COVID-19 has disrupted nearly every aspect of daily life, including your little one’s social calendar. While it’s natural to worry about whether missing preschool or music lessons affect your child’s development, many experts say that staying home isn’t always as bad as it might seem. Studies show that even during “normal times” the most important thing you can give your child is lots and lots of time with you.
“For kids under 5, this may actually be great for them,” developmental psychologist Amy Learmonth explains. “Just having mom and dad home to attach with 24/7 —we may come out of this and realize we have a lot of kids who now have really healthy attachment styles.”
Spending lots of time together is developmentally beneficial: a child’s brain architecture depends on the responsive relationships they have with caring adults. They learn through you how to communicate, regulate feelings, and move around in the world. According to Harvard’s Center on the Developing Child, children who have healthy, interactive relationships with their parents starting at birth tend to have stronger cognitive skills, social competence, and work skills later in life.
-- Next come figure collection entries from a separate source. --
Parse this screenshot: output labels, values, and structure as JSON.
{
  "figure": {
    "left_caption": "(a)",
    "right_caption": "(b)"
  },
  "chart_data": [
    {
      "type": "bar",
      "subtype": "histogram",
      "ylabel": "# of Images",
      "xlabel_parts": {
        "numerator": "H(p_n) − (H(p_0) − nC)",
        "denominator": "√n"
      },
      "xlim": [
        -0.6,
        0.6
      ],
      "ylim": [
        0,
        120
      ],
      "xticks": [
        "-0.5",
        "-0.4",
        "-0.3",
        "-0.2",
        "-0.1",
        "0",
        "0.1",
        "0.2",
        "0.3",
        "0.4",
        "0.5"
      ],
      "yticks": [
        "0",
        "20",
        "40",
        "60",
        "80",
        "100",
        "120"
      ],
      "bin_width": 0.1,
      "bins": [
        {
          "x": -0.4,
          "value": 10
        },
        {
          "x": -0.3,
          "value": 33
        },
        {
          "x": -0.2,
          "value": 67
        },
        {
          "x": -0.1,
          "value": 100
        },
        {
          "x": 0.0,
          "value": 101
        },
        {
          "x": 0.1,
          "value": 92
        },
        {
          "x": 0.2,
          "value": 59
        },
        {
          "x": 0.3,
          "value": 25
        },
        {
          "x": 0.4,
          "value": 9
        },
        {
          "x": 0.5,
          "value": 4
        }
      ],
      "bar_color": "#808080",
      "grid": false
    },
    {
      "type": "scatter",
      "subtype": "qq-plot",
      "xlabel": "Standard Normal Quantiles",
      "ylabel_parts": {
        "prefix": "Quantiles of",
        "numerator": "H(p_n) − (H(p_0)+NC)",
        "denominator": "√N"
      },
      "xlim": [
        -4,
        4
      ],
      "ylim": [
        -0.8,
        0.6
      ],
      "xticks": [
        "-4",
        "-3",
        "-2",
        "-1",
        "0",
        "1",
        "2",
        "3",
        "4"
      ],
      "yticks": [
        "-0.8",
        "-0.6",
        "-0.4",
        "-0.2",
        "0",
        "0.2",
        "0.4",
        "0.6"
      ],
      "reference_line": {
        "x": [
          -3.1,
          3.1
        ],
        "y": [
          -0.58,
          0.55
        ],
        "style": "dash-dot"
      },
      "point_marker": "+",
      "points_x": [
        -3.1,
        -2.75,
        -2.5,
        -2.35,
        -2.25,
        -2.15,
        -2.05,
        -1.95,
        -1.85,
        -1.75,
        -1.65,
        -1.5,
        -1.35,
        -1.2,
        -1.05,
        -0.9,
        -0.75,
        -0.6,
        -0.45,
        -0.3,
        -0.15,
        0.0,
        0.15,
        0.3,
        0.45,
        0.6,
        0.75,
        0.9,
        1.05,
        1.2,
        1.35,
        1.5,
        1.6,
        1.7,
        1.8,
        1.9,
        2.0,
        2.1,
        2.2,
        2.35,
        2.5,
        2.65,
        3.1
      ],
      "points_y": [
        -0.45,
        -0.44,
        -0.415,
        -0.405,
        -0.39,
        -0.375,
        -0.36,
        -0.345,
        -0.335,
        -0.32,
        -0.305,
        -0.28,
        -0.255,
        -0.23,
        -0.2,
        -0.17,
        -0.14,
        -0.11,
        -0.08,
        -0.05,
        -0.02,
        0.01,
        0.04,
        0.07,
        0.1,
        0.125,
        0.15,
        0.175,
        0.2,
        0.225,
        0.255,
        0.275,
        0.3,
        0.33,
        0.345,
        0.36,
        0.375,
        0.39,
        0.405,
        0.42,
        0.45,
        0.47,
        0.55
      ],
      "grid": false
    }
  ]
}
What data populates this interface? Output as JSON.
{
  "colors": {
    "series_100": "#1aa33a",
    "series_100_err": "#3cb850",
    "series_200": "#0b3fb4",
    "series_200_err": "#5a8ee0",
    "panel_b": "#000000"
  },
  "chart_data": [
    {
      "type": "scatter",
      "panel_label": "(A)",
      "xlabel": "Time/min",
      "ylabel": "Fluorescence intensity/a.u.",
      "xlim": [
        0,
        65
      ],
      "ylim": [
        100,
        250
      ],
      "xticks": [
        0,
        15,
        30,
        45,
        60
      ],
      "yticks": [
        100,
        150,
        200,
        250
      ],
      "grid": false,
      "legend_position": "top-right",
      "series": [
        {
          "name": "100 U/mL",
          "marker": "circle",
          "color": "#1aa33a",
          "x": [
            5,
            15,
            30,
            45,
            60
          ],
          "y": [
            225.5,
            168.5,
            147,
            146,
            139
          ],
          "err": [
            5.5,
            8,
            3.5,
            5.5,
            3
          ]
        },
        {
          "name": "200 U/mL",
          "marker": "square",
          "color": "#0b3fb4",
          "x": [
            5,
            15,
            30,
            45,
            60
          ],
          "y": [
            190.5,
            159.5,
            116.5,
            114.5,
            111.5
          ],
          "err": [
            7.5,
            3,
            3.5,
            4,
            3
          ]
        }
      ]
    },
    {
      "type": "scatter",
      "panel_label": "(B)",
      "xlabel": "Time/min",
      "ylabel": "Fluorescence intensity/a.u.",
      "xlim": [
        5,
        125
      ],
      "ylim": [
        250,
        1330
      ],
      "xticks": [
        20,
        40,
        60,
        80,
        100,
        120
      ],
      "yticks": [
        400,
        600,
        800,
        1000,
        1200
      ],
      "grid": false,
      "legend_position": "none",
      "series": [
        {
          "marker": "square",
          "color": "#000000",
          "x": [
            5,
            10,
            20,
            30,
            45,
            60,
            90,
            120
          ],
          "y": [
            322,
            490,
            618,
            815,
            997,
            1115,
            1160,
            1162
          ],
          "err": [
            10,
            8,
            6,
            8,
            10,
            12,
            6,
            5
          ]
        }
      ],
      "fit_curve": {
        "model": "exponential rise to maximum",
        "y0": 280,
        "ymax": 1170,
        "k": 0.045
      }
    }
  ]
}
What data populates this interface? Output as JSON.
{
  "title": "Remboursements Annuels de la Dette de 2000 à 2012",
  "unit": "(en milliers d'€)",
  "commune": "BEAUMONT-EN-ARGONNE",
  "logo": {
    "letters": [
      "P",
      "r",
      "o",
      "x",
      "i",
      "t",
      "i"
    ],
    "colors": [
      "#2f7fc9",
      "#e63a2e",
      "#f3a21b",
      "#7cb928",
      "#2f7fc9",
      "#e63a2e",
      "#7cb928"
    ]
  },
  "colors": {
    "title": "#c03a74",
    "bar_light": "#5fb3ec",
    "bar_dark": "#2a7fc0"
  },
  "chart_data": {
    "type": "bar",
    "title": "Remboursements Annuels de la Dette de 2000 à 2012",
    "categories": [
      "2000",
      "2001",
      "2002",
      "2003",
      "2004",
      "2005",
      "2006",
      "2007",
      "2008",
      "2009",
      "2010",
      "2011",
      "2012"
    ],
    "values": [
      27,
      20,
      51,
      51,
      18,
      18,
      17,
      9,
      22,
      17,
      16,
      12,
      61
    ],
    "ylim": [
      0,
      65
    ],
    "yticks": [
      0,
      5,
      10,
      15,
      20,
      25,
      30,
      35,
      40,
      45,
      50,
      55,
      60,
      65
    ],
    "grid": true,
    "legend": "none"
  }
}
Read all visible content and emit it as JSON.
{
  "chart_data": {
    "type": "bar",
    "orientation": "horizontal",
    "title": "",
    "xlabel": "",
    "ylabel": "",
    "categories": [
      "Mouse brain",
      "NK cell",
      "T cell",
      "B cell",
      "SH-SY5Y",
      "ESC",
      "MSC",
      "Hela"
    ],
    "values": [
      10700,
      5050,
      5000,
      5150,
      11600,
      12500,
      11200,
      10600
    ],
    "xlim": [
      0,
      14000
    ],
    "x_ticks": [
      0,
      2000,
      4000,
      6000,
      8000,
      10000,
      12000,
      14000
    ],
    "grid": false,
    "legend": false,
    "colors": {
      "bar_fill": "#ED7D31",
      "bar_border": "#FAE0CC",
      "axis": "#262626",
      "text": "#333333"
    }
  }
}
Building this healthy relationship with your child can be as simple as incorporating back-and-forth “serve-and-return” interactions into everyday moments. If your child babbles in their high chair, you talk back. If your child hands you a spoon, you show them how to use it. It may not be immediately obvious, but through these simple interactions, you’re helping your child build a world of new skills.
Here are a few more ways to keep supporting your child’s development from home –and from a distance if you’re unable to be at home right now.
How to support your child’s development during COVID-19:
- Read every day: Reading a book every day provides valuable one-on-one time and has been shown to improve everything from language skills to graduation rates. Plus, reading is a great way to build social and emotional skills in the absence of everyday interactions with other children or family members. Try picking books about love, feelings, friendship, and family.
- Schedule video calls: Keep grandma or a cousin on top-of-mind with a video call! Try these fun activities if you’re experiencing video chat fatigue. No worries if your child can only sustain a short conversation –even a few minutes of connection are better than none.
- Play often! Schedule time every day for play. Even just 15 minutes can spark millions of new brain connections. Try Jenga or dominoes or keep it simple with something like Patty Cake. Whatever you choose, leave your phone behind! In order for your child to get the most out of playtime, they need your undivided attention. Looking for playtime ideas? Check your Daily activity plan!
- Practice mindfulness: Now is a great time to start building resilience as a family. Focusing on what you can control and letting go of what you can’t is a key tenet of meditation. Here are a few ways to practice.
Whether you’re a frontline worker, divorced, or live away from your child, staying connected and involved in your child’s development is still possible at a distance. Here are a few ways to stay in touch and make those video chats a little more fun! FYI, if you’re worried about screen time: the American Academy of Pediatrics suggests that if you’re interacting –instead of passively watching–, screen time can be okay. Because video calls allow for interaction, it’s not as concerning as watching television or playing video games.
- Have dinner together: Accompany your little one during a meal. Place your phone or laptop near you during dinner time, and maybe have conversation topics picked out ahead of time.
- Read: Take five to ten minutes to read a book together before bed or during your lunch break. Prefer to go screenless? No problem. Your child will still appreciate hearing the sound of your voice.
- Bake together: You don’t have to be a professional to bake a boxed cake. Keep it simple and follow the same recipe step-by-step. Celebrate by eating a slice together!
- Send letters: Draw pictures or cards and send them to each other every week. Soon, you’ll develop a collection that you’ll cherish forever.
If your child is upset about not being able to see family or friends, validate their feelings and remind them that it’s about keeping everyone safe. We’ll see each other again one day, but for now, we can focus on talking over the phone or deepening connections with our immediate family. The more we can teach our children to adapt and move forward, the more resilient they’ll be in the future.